Research & Papers

The Geometric Canary: Predicting Steerability and Detecting Drift via Representational Stability

New metric predicts model controllability with 97% accuracy and detects drift 2x better.

Deep Dive

A new paper from Prashant C. Raju, titled 'The Geometric Canary,' introduces a unified geometric framework for two critical LLM deployment challenges: predicting steerability and detecting internal drift. The core concept, geometric stability, measures the consistency of pairwise distance structures within a model's representations. Supervised variants, which align with specific tasks, predict linear steerability with near-perfect accuracy (Spearman ρ between 0.89 and 0.97) across 35 to 69 embedding models and three NLP tasks, capturing unique variance beyond class separability (partial ρ = 0.62 to 0.76).

Crucially, the research reveals a dissociation: unsupervised stability fails for steering prediction (ρ ≈ 0.10), but excels at drift detection.

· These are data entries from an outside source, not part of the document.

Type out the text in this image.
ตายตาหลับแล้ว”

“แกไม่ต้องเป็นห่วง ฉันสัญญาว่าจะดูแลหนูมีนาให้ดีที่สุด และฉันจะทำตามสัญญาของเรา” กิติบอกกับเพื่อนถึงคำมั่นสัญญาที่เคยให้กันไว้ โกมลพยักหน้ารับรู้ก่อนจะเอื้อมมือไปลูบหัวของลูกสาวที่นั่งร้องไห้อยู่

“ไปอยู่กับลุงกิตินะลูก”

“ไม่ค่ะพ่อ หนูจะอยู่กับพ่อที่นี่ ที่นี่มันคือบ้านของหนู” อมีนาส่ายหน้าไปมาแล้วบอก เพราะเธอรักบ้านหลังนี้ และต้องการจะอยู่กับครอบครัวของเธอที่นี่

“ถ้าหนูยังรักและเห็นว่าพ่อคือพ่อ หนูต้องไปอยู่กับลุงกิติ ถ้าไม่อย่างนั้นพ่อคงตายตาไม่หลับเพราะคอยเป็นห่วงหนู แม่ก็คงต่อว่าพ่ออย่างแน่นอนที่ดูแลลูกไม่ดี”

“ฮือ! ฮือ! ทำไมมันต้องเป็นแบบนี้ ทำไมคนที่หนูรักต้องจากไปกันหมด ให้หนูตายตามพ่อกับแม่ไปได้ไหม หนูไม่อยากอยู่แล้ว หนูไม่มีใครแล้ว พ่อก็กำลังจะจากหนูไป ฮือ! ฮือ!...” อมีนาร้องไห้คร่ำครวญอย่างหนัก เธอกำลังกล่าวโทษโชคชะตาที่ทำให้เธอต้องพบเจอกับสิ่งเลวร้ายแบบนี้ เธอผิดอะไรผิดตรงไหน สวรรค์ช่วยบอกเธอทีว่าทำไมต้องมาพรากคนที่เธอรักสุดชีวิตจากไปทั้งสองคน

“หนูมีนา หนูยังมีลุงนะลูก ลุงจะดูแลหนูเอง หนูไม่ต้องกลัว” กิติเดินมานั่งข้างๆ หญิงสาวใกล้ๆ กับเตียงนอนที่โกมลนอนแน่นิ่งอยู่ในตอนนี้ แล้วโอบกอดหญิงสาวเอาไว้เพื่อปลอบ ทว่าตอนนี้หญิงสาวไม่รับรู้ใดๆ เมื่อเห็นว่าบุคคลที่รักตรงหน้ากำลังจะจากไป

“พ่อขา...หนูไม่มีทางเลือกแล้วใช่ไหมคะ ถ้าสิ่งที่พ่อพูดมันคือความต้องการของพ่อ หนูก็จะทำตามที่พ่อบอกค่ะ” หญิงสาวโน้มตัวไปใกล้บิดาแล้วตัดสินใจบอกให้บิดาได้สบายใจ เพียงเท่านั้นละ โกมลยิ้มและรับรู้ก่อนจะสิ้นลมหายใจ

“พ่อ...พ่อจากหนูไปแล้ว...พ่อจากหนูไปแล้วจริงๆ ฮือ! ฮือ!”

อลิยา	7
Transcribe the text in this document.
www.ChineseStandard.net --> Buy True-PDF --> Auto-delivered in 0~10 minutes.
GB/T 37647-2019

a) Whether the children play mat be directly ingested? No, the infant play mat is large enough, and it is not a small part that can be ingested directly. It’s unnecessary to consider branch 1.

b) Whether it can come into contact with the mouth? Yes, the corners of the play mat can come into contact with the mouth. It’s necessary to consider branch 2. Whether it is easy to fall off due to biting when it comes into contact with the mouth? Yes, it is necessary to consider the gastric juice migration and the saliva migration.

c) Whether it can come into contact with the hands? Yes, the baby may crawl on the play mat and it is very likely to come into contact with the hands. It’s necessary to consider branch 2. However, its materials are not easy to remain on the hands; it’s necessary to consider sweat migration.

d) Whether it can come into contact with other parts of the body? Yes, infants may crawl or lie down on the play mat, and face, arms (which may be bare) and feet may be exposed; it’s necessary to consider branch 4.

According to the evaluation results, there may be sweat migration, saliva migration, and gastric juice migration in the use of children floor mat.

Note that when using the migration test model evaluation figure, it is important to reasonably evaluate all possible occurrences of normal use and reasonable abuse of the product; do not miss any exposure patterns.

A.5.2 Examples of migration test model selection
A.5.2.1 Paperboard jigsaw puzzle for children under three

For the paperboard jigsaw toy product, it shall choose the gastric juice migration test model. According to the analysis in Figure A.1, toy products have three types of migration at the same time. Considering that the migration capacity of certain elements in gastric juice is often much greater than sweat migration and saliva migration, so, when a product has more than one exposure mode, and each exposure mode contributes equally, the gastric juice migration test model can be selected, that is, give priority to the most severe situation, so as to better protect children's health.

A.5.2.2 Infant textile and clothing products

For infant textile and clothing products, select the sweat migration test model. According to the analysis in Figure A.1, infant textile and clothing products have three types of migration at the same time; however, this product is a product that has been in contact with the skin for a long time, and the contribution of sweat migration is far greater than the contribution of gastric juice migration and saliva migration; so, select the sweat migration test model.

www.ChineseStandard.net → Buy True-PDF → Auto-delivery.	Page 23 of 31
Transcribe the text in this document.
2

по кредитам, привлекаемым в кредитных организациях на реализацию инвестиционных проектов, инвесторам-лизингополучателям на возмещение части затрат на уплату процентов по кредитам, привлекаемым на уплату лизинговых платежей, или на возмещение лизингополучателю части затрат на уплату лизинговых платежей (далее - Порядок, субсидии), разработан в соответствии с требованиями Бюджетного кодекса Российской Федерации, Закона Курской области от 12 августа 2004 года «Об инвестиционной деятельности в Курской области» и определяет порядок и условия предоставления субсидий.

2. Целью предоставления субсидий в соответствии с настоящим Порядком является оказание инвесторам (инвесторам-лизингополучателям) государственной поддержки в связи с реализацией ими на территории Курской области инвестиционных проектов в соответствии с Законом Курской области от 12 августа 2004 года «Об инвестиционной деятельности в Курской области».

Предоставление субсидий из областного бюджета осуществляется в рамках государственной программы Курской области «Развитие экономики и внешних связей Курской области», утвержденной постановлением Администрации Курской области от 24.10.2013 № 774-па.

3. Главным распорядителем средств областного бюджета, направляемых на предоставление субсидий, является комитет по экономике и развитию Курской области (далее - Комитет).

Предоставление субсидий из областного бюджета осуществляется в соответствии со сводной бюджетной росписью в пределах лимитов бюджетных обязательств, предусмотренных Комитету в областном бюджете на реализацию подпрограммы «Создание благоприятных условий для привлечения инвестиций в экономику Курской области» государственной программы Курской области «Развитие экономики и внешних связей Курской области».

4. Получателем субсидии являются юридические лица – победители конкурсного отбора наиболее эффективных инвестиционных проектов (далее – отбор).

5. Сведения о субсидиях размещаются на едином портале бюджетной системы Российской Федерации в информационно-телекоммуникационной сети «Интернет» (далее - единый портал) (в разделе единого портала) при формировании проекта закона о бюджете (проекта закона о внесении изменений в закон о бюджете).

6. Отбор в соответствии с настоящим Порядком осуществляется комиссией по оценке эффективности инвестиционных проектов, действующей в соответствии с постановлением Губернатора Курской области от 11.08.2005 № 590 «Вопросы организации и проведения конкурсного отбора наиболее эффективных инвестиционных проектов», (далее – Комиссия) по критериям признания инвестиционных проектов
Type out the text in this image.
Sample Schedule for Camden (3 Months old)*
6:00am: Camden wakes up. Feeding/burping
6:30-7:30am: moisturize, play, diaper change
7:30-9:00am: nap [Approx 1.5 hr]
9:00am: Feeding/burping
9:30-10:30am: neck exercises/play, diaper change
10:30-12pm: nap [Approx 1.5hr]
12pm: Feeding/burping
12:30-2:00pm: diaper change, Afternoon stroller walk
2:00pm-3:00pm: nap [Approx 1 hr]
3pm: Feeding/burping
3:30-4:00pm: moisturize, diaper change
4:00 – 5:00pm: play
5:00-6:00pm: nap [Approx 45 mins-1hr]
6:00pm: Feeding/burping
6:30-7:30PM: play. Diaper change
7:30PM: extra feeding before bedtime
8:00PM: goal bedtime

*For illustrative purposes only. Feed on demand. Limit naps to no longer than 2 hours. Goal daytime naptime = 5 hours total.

It measures nearly 2x greater geometric change than CKA during post-training alignment, with up to 5.23x improvement in Llama models. This approach provides earlier warnings in 73% of models and maintains a 6x lower false alarm rate than Procrustes analysis. Together, these metrics form complementary diagnostics: supervised stability for pre-deployment controllability assessment, and unsupervised stability for post-deployment monitoring.

Key Points
  • Supervised geometric stability predicts linear steerability with ρ = 0.89-0.97 across 35-69 embedding models
  • Unsupervised stability detects drift 2x better than CKA, with 5.23x improvement in Llama models
  • Provides earlier drift warnings in 73% of models with 6x lower false alarm rate than Procrustes

Why It Matters

Enables reliable LLM deployment with pre-deployment controllability checks and real-time drift monitoring.